The Strangers

The Strangers – Dir: Bryan Bertino; *ing: Scott Speedman, Liv Tyler

Horror is a tricky genre. Firstly, it’s a head-scratcher trying to figure out what’s likely to scare an audience (and that changes from generation to generation). Secondly, it’s all too easy to fall on the wrong side of the fine line dividing horror and schlock. Whether you’re making a supernatural creep-fest or a blood ‘n guts slasher extravaganza – it’s a gambit that has historically gone horribly wrong more often than it has gone just right. For every The Exorcist, there are ten Friday The 13ths; for every Halloween, there are, well, its half-a-dozen inane sequels. So every new pretender is to be approached with some trepidation and outright suspicion. In recent years, it has been the torture-porn purveyors of the likes of Saw and Hostel that have made the most noise commercially (while it was the low-key The Descent that was far superior). But last year’s Stephen King adap 1408, and, more to the point, this summer’s supremely terrifying The Orphanage, demonstrated that creepy psychological scares work just as well, in fact, far better, than pints of corn syrup blood and latex guts. The latest entrant, The Strangers, unlike these other two, lacks an obvious supernatural element, but for a good part of the running time, at least, manages to scare up a fright or two (lame pun absolutely intended).

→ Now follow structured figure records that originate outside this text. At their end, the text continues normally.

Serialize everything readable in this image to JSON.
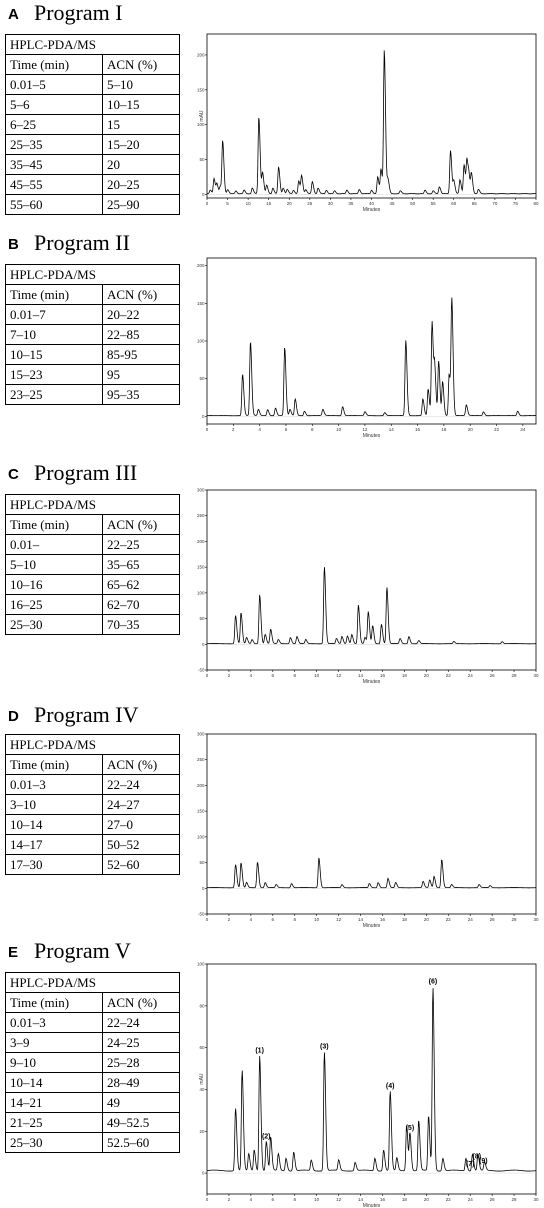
{
  "panels": [
    {
      "letter": "A",
      "title": "Program I",
      "table_header": "HPLC-PDA/MS",
      "col_time": "Time (min)",
      "col_acn": "ACN (%)",
      "rows": [
        [
          "0.01–5",
          "5–10"
        ],
        [
          "5–6",
          "10–15"
        ],
        [
          "6–25",
          "15"
        ],
        [
          "25–35",
          "15–20"
        ],
        [
          "35–45",
          "20"
        ],
        [
          "45–55",
          "20–25"
        ],
        [
          "55–60",
          "25–90"
        ]
      ]
    },
    {
      "letter": "B",
      "title": "Program II",
      "table_header": "HPLC-PDA/MS",
      "col_time": "Time (min)",
      "col_acn": "ACN (%)",
      "rows": [
        [
          "0.01–7",
          "20–22"
        ],
        [
          "7–10",
          "22–85"
        ],
        [
          "10–15",
          "85-95"
        ],
        [
          "15–23",
          "95"
        ],
        [
          "23–25",
          "95–35"
        ]
      ]
    },
    {
      "letter": "C",
      "title": "Program III",
      "table_header": "HPLC-PDA/MS",
      "col_time": "Time (min)",
      "col_acn": "ACN (%)",
      "rows": [
        [
          "0.01–",
          "22–25"
        ],
        [
          "5–10",
          "35–65"
        ],
        [
          "10–16",
          "65–62"
        ],
        [
          "16–25",
          "62–70"
        ],
        [
          "25–30",
          "70–35"
        ]
      ]
    },
    {
      "letter": "D",
      "title": "Program IV",
      "table_header": "HPLC-PDA/MS",
      "col_time": "Time (min)",
      "col_acn": "ACN (%)",
      "rows": [
        [
          "0.01–3",
          "22–24"
        ],
        [
          "3–10",
          "24–27"
        ],
        [
          "10–14",
          "27–0"
        ],
        [
          "14–17",
          "50–52"
        ],
        [
          "17–30",
          "52–60"
        ]
      ]
    },
    {
      "letter": "E",
      "title": "Program V",
      "table_header": "HPLC-PDA/MS",
      "col_time": "Time (min)",
      "col_acn": "ACN (%)",
      "rows": [
        [
          "0.01–3",
          "22–24"
        ],
        [
          "3–9",
          "24–25"
        ],
        [
          "9–10",
          "25–28"
        ],
        [
          "10–14",
          "28–49"
        ],
        [
          "14–21",
          "49"
        ],
        [
          "21–25",
          "49–52.5"
        ],
        [
          "25–30",
          "52.5–60"
        ]
      ]
    }
  ],
  "chart_data": [
    {
      "type": "line",
      "xlabel": "Minutes",
      "ylabel": "mAU",
      "xlim": [
        0,
        80
      ],
      "ylim": [
        -5,
        230
      ],
      "xticks": [
        0,
        5,
        10,
        15,
        20,
        25,
        30,
        35,
        40,
        45,
        50,
        55,
        60,
        65,
        70,
        75,
        80
      ],
      "yticks": [
        0,
        50,
        100,
        150,
        200
      ],
      "peaks": [
        [
          0.8,
          5
        ],
        [
          1.7,
          22
        ],
        [
          2.4,
          14
        ],
        [
          3.2,
          10
        ],
        [
          3.8,
          75
        ],
        [
          5,
          6
        ],
        [
          7,
          4
        ],
        [
          9,
          5
        ],
        [
          11,
          8
        ],
        [
          12.6,
          110
        ],
        [
          13.5,
          30
        ],
        [
          14.5,
          12
        ],
        [
          16,
          8
        ],
        [
          17.4,
          38
        ],
        [
          18.5,
          8
        ],
        [
          19.5,
          6
        ],
        [
          21,
          5
        ],
        [
          22.3,
          18
        ],
        [
          23,
          25
        ],
        [
          24,
          6
        ],
        [
          25.6,
          17
        ],
        [
          27,
          8
        ],
        [
          29,
          5
        ],
        [
          31,
          4
        ],
        [
          34,
          5
        ],
        [
          37,
          6
        ],
        [
          40,
          5
        ],
        [
          41.5,
          24
        ],
        [
          42.3,
          35
        ],
        [
          43.1,
          205
        ],
        [
          44,
          20
        ],
        [
          47,
          4
        ],
        [
          53,
          5
        ],
        [
          55,
          4
        ],
        [
          56.5,
          10
        ],
        [
          59.2,
          62
        ],
        [
          60,
          18
        ],
        [
          61.5,
          20
        ],
        [
          62.5,
          42
        ],
        [
          63.2,
          48
        ],
        [
          63.7,
          20
        ],
        [
          64.3,
          28
        ],
        [
          66,
          6
        ]
      ]
    },
    {
      "type": "line",
      "xlabel": "Minutes",
      "xlim": [
        0,
        25
      ],
      "ylim": [
        -10,
        210
      ],
      "xticks": [
        0,
        2,
        4,
        6,
        8,
        10,
        12,
        14,
        16,
        18,
        20,
        22,
        24
      ],
      "yticks": [
        0,
        50,
        100,
        150,
        200
      ],
      "peaks": [
        [
          2.7,
          55
        ],
        [
          3.3,
          98
        ],
        [
          3.9,
          8
        ],
        [
          4.6,
          8
        ],
        [
          5.2,
          10
        ],
        [
          5.9,
          90
        ],
        [
          6.3,
          8
        ],
        [
          6.7,
          22
        ],
        [
          7.4,
          6
        ],
        [
          8.8,
          8
        ],
        [
          10.3,
          12
        ],
        [
          12,
          5
        ],
        [
          13.5,
          4
        ],
        [
          15.1,
          100
        ],
        [
          16.4,
          22
        ],
        [
          16.8,
          35
        ],
        [
          17.1,
          125
        ],
        [
          17.3,
          60
        ],
        [
          17.6,
          72
        ],
        [
          17.9,
          45
        ],
        [
          18.4,
          55
        ],
        [
          18.6,
          152
        ],
        [
          19.7,
          14
        ],
        [
          21,
          5
        ],
        [
          23.6,
          6
        ]
      ]
    },
    {
      "type": "line",
      "xlabel": "Minutes",
      "xlim": [
        0,
        30
      ],
      "ylim": [
        -50,
        300
      ],
      "xticks": [
        0,
        2,
        4,
        6,
        8,
        10,
        12,
        14,
        16,
        18,
        20,
        22,
        24,
        26,
        28,
        30
      ],
      "yticks": [
        -50,
        0,
        50,
        100,
        150,
        200,
        250,
        300
      ],
      "peaks": [
        [
          2.6,
          55
        ],
        [
          3.1,
          60
        ],
        [
          3.6,
          12
        ],
        [
          4.1,
          8
        ],
        [
          4.8,
          95
        ],
        [
          5.3,
          18
        ],
        [
          5.8,
          28
        ],
        [
          6.5,
          8
        ],
        [
          7.6,
          12
        ],
        [
          8.2,
          14
        ],
        [
          9,
          8
        ],
        [
          10.7,
          150
        ],
        [
          11.8,
          10
        ],
        [
          12.3,
          14
        ],
        [
          12.8,
          15
        ],
        [
          13.2,
          18
        ],
        [
          13.8,
          75
        ],
        [
          14.4,
          12
        ],
        [
          14.7,
          62
        ],
        [
          15.1,
          35
        ],
        [
          15.9,
          38
        ],
        [
          16.4,
          110
        ],
        [
          17.6,
          10
        ],
        [
          18.4,
          14
        ],
        [
          19.3,
          6
        ],
        [
          22.5,
          4
        ],
        [
          26.9,
          4
        ]
      ]
    },
    {
      "type": "line",
      "xlabel": "Minutes",
      "xlim": [
        0,
        30
      ],
      "ylim": [
        -50,
        300
      ],
      "xticks": [
        0,
        2,
        4,
        6,
        8,
        10,
        12,
        14,
        16,
        18,
        20,
        22,
        24,
        26,
        28,
        30
      ],
      "yticks": [
        -50,
        0,
        50,
        100,
        150,
        200,
        250,
        300
      ],
      "peaks": [
        [
          2.6,
          45
        ],
        [
          3.1,
          48
        ],
        [
          3.6,
          10
        ],
        [
          4.6,
          50
        ],
        [
          5.3,
          10
        ],
        [
          6.3,
          6
        ],
        [
          7.7,
          8
        ],
        [
          10.2,
          58
        ],
        [
          12.3,
          6
        ],
        [
          14.8,
          8
        ],
        [
          15.6,
          10
        ],
        [
          16.5,
          18
        ],
        [
          17.2,
          10
        ],
        [
          19.7,
          12
        ],
        [
          20.3,
          15
        ],
        [
          20.7,
          22
        ],
        [
          21.4,
          55
        ],
        [
          22.3,
          6
        ],
        [
          24.8,
          6
        ],
        [
          25.8,
          4
        ]
      ]
    },
    {
      "type": "line",
      "xlabel": "Minutes",
      "ylabel": "mAU",
      "xlim": [
        0,
        30
      ],
      "ylim": [
        -10,
        100
      ],
      "xticks": [
        0,
        2,
        4,
        6,
        8,
        10,
        12,
        14,
        16,
        18,
        20,
        22,
        24,
        26,
        28,
        30
      ],
      "yticks": [
        0,
        20,
        40,
        60,
        80,
        100
      ],
      "peaks": [
        [
          2.6,
          30
        ],
        [
          3.2,
          48
        ],
        [
          3.8,
          8
        ],
        [
          4.3,
          10
        ],
        [
          4.8,
          55
        ],
        [
          5.4,
          14
        ],
        [
          5.8,
          16
        ],
        [
          6.5,
          8
        ],
        [
          7.2,
          6
        ],
        [
          7.9,
          9
        ],
        [
          9.5,
          5
        ],
        [
          10.7,
          57
        ],
        [
          12,
          5
        ],
        [
          13.5,
          4
        ],
        [
          15.3,
          6
        ],
        [
          16.1,
          10
        ],
        [
          16.7,
          38
        ],
        [
          17.3,
          6
        ],
        [
          18.2,
          22
        ],
        [
          18.5,
          18
        ],
        [
          19.3,
          24
        ],
        [
          20.2,
          26
        ],
        [
          20.6,
          88
        ],
        [
          21.5,
          6
        ],
        [
          23.6,
          6
        ],
        [
          24.2,
          8
        ],
        [
          24.7,
          8
        ],
        [
          25.3,
          4
        ]
      ],
      "annotations": [
        {
          "label": "(1)",
          "x": 4.8
        },
        {
          "label": "(2)",
          "x": 5.4
        },
        {
          "label": "(3)",
          "x": 10.7
        },
        {
          "label": "(4)",
          "x": 16.7
        },
        {
          "label": "(5)",
          "x": 18.5
        },
        {
          "label": "(6)",
          "x": 20.6
        },
        {
          "label": "(7)",
          "x": 24.0
        },
        {
          "label": "(8)",
          "x": 24.6
        },
        {
          "label": "(9)",
          "x": 25.2
        }
      ]
    }
  ]
}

Plot-wise, there isn’t much to it. After a deliberately misleading (and pretty much untrue) claim that what follows is based on true events, we are introduced to our main characters: James (Speedman) and Kristen (luminous Liv Tyler), a couple in love whose relationship is nevertheless in turmoil. Returning to James’ father’s country cabin late at night after a wedding, the two are on the brink of breaking up when their personal problems are railroaded by troubles of another kind. Seemingly out of nowhere, three masked strangers appear and proceed to terrorise the couple. Phones, cars, and arms one by one put out of commission, James and Kristen have no one left to call, nowhere left to go, and nothing left to defend themselves with. And since the fake prologue told us at the very outset that the actual events of the incidents are unknown, it’s safe to say that things don’t look promising for the unfortunate couple.

So why watch it?

Well, because for the most part, it is a well-made film, and also for the stark, claustrophobic ambience that director Bertino conjures up. With a muted, ochre palette and minimal ambient sound (including prescient use of an old fashioned record player that eventually adds to the eeriness), the filmmaker pushes the paranoia card, and for a while it works, and works well. It was also a wise choice to build the tension slowly; instead of diving head-first into hysteria lane, Bertino takes the time to let his audience get a feel for and sympathise with his main leads, as well as their environment. As a result, when the (subtle) psychos of the title come calling, we actually care what happens to the victims, and, more importantly, share in their sheer, naked fear as well.

The film does start to run out of steam about half-way through though, when the action momentarily moves outside, and, in an embarrassingly predictable sequence, the victims themselves off a potential rescuer. Gaping holes in the script also start to irk: the tormentors are not ghosts or ghoulies, so how in the hell are they able to get in and out of spaces so smoothly? It is presumably their first time in this house, so why do they seem to know its ins and outs better than the regular occupants?

But such quibbles aside, there is a lot to recommend The Strangers to aficionados of the spine-chiller, and for followers of the history of violent crime, it has another angle as well.

“Why are you doing this to us?” Kristen tearfully asks her tormentors at one point.

“Because you were home” replies one of them dispassionately.

The initiated should immediately recognize the parallels with the infamous Tate-Labianca murders at the hands of the Manson ‘family’ in 1969. This, and the sympathy with which it treats its two protagonists, gives the film a wholly unexpected poignancy that helps set it apart from other, more exploitative entries in the genre.